Actuellement, aucune exigence n’est fixée quant aux informations que les plateformes en ligne doivent inclure lors d’un signalement à la CyberTipline du NCMEC, ce qui laisse souvent l’organisation et les forces de l’ordre sans les données suffisantes pour localiser et secourir l’enfant. En 2022, environ 50% des signalements n’ont pas pu être retrouvés.
En outre, la loi n’oblige pas les plateformes en ligne à signaler les cas de traite des enfants à des fins sexuelles et d’incitation à la prostitution.
Selon un rapport de Thorn datant de 2022, la majorité des rapports de CyberTipline présentés par l’industrie technologique contenaient des informations si limitées qu’il était impossible pour le NCMEC d’identifier le lieu de l’infraction et, par conséquent, l’organisation ne pouvait pas avertir l’organisme d’application de la loi approprié.
La loi sur la modernisation de la sécurité des enfants en ligne (Child Online Safety Modernization Act) renforce la CyberTipline du NCMEC en 1) exigeant que les rapports des plateformes en ligne contiennent des informations permettant d’identifier et de localiser l’enfant auteur et le diffuseur de contenus pédopornographiques ; 2) exigeant que les plateformes en ligne signalent les cas de trafic sexuel d’enfants et d’incitation sexuelle d’un enfant ; et 3) autorisant le NCMEC à partager les identifiants techniques associés aux contenus pédopornographiques avec des organisations à but non lucratif.
Le projet de loi exige également que les rapports soient conservés pendant une année entière, ce qui donne aux forces de l’ordre le temps nécessaire pour mener des enquêtes sur les crimes.
Stefan Turkheimer, vice-président intérimaire pour la politique publique de RAINN [Rape, Abuse & Incest National Network : Réseau National sur le viol, les abus sexuels et l’inceste], a souligné que le projet de loi de Mme Wagner était essentiel pour permettre aux forces de l’ordre d’enquêter avec succès sur les cas de violence sexuelle à l’égard des femmes.
« La loi sur la modernisation de la sécurité des enfants en ligne (Child Online Safety Modernization Act) est une étape vers une plus grande coopération entre les forces de l’ordre et les fournisseurs d’accès à Internet, qui soutiendra les efforts déployés pour mener des enquêtes, identifier et localiser les enfants décrits dans les documents relatifs aux abus sexuels sur enfants, » a indiqué M. Turkheimer dans une récente déclaration à la presse.

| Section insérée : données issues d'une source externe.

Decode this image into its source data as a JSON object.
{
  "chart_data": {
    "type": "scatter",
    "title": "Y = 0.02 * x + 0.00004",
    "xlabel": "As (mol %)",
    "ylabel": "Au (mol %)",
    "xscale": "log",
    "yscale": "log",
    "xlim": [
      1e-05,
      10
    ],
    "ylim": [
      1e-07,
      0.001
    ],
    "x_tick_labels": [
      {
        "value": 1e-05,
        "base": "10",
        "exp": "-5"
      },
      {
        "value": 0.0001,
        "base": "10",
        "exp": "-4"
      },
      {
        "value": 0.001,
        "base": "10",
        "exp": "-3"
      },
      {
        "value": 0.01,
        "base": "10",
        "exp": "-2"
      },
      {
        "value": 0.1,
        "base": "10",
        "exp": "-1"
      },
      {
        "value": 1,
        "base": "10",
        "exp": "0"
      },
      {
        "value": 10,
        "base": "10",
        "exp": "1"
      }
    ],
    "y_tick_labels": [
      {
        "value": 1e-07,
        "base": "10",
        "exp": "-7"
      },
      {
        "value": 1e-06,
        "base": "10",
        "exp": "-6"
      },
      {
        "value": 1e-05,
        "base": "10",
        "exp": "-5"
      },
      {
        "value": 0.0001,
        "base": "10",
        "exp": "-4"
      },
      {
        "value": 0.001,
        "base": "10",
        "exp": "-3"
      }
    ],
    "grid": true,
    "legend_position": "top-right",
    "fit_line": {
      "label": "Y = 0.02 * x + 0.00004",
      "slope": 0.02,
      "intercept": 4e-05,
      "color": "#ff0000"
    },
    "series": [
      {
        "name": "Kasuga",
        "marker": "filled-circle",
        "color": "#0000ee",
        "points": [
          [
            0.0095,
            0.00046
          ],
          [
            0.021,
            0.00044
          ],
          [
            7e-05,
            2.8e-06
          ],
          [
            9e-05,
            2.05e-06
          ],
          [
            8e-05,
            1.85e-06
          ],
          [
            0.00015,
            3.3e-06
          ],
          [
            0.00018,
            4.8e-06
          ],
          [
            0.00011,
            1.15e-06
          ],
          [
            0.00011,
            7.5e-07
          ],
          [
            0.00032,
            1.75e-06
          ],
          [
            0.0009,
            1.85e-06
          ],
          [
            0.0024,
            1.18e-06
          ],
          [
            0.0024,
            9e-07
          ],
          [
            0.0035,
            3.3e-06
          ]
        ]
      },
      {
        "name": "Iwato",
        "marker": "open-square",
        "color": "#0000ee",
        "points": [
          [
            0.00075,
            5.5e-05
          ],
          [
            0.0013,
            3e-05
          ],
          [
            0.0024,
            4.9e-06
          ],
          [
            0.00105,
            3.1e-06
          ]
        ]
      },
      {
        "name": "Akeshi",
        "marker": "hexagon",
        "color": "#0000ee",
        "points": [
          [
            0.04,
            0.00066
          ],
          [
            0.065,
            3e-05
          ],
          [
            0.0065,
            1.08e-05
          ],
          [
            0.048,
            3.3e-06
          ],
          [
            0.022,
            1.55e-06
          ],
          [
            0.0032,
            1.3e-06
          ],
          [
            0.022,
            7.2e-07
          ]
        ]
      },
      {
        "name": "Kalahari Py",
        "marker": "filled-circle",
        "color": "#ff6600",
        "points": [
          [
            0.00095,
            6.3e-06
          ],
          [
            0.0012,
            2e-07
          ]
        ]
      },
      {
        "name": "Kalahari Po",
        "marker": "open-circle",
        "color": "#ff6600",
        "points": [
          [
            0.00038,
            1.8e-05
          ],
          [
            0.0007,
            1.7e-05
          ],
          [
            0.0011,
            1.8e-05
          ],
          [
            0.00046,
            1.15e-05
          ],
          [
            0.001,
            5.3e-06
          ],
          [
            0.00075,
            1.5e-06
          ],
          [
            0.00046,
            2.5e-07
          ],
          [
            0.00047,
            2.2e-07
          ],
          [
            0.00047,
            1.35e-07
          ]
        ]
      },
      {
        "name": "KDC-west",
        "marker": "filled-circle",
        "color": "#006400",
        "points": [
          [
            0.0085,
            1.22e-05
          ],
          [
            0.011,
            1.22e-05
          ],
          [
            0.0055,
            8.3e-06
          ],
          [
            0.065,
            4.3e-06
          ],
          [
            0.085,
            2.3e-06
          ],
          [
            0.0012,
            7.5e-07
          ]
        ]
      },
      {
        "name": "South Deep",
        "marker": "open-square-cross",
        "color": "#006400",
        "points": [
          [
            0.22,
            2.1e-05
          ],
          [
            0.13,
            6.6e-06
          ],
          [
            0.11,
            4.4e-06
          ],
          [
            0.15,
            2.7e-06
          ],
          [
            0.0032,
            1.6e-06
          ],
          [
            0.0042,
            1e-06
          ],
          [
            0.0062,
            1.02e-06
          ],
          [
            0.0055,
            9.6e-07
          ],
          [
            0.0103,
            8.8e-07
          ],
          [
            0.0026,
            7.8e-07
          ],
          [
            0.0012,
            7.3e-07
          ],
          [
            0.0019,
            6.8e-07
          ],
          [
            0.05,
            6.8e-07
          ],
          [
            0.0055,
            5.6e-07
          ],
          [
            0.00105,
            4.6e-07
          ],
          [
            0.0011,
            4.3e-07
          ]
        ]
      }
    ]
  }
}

Cette amélioration est essentielle pour mettre fin à l’exploitation sexuelle des enfants, a déclaré Mme Powell.
« Dans le cadre de sa collaboration avec les forces de l’ordre, SOSA a vu un auteur passer du tout premier message à l’arrivée au domicile d’un mineur pour des relations sexuelles en moins de deux heures. Toute personne ayant la propension de faire du mal aux enfants peut le faire rapidement et facilement de n’importe où dans le monde grâce à un simple accès à l’internet, » a-t-elle conclu.